Sembrava molto indaffarato un carrozziere di Muro Leccese, scoperto dai carabinieri, l’uomo nascondeva complessivamente quasi 1 kg e mezzo di marija.

Prima i sospetti poi le certezze. In tutto sono 28 gli involucri scoperti e sequestrati dai carabinieri contenenti complessivamente quasi 1 kg  e mezzo di marija. A finire nei guai, per questo, è un  carrozziere 53enne, già noto alle forze dell’ordine. Dovrà rispondere del reato di detenzione ai fini di spaccio di sostanze stupefacenti.

Girare in auto è normale ma quegli spostamenti così frequenti e in orari così insoliti non potevano passare inosservati. Così i carabinieri della Stazione di Muro leccese, insospettiti da quei movimenti hanno voluto controllare più a fondo e capire perché Francesco Zampilli, carrozziere 53enne del posto, volto già noto alle forze dell'ordine, fosse così “affaccendato”. Il dubbio che avesse avviato un'attività illecita, proprio in materia di stupefacenti era concreto. 

Questa mattina, l’epilogo. Dopo averlo osservato a lungo, infatti, i militari hanno deciso di bloccare l'uomo in contrada Polisano, nel comune di Giuggianello, dove hanno perquisito un fabbricato rurale che lo stesso aveva nella disponibilità. È lì che, nascosto all'interno di un vecchio frigorifero, sotto una pensilina, i carabinieri hanno scoperto un involucro di cellophane contenente circa 400 grammi di marijuana.

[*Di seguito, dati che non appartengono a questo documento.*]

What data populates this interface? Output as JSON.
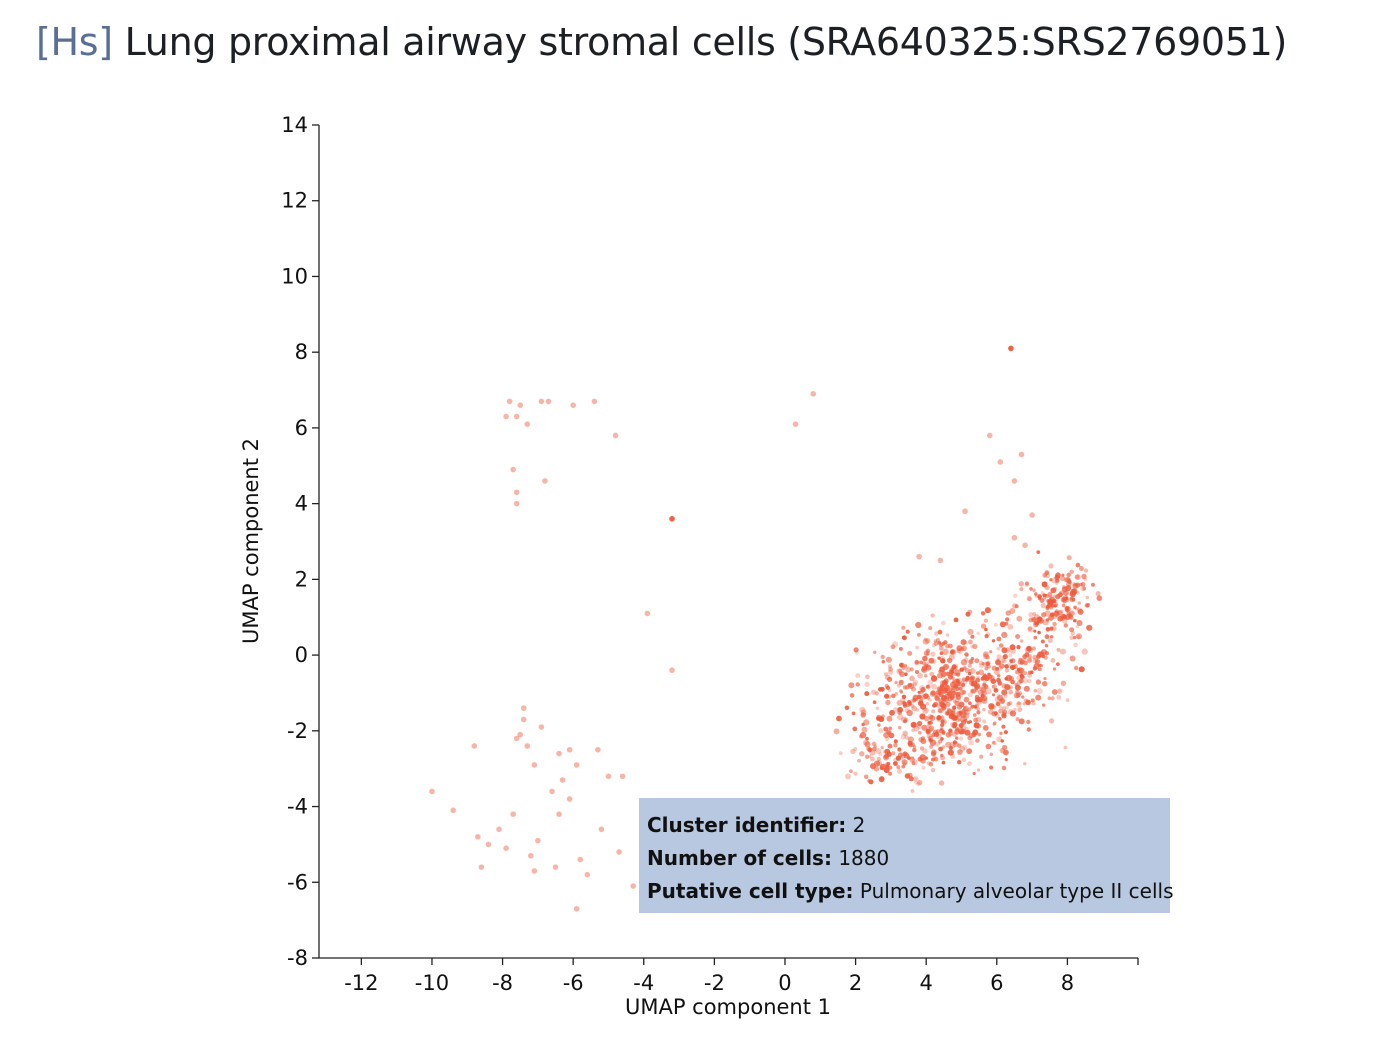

Come se non bastasse, sospettando che il 53enne potesse nascondere altro stupefacente altrove, è stata perquisita anche all'abitazione dell’uomo, a Muro Leccese, dove, in un mobiletto posto nel balcone di casa ed all'interno di una credenza della sala, sono stati rinvenuti altri involucri, tutti contenenti lo stesso stupefacente, 28 in tutto per un totale di quasi un chilo e mezzo di marijuana, una bilancia elettronica e materiale variomolto probabilmente usato per il confezionamento degli involucri.
Per l'uomo, al termine delle formalità del caso, si sono aperte le porte della casa Circondariale di Lecce dove è ora a disposizione dell'Autorità Giudiziaria. Dovrà rispondere del reato di detenzione ai fini di spaccio di sostanze stupefacenti.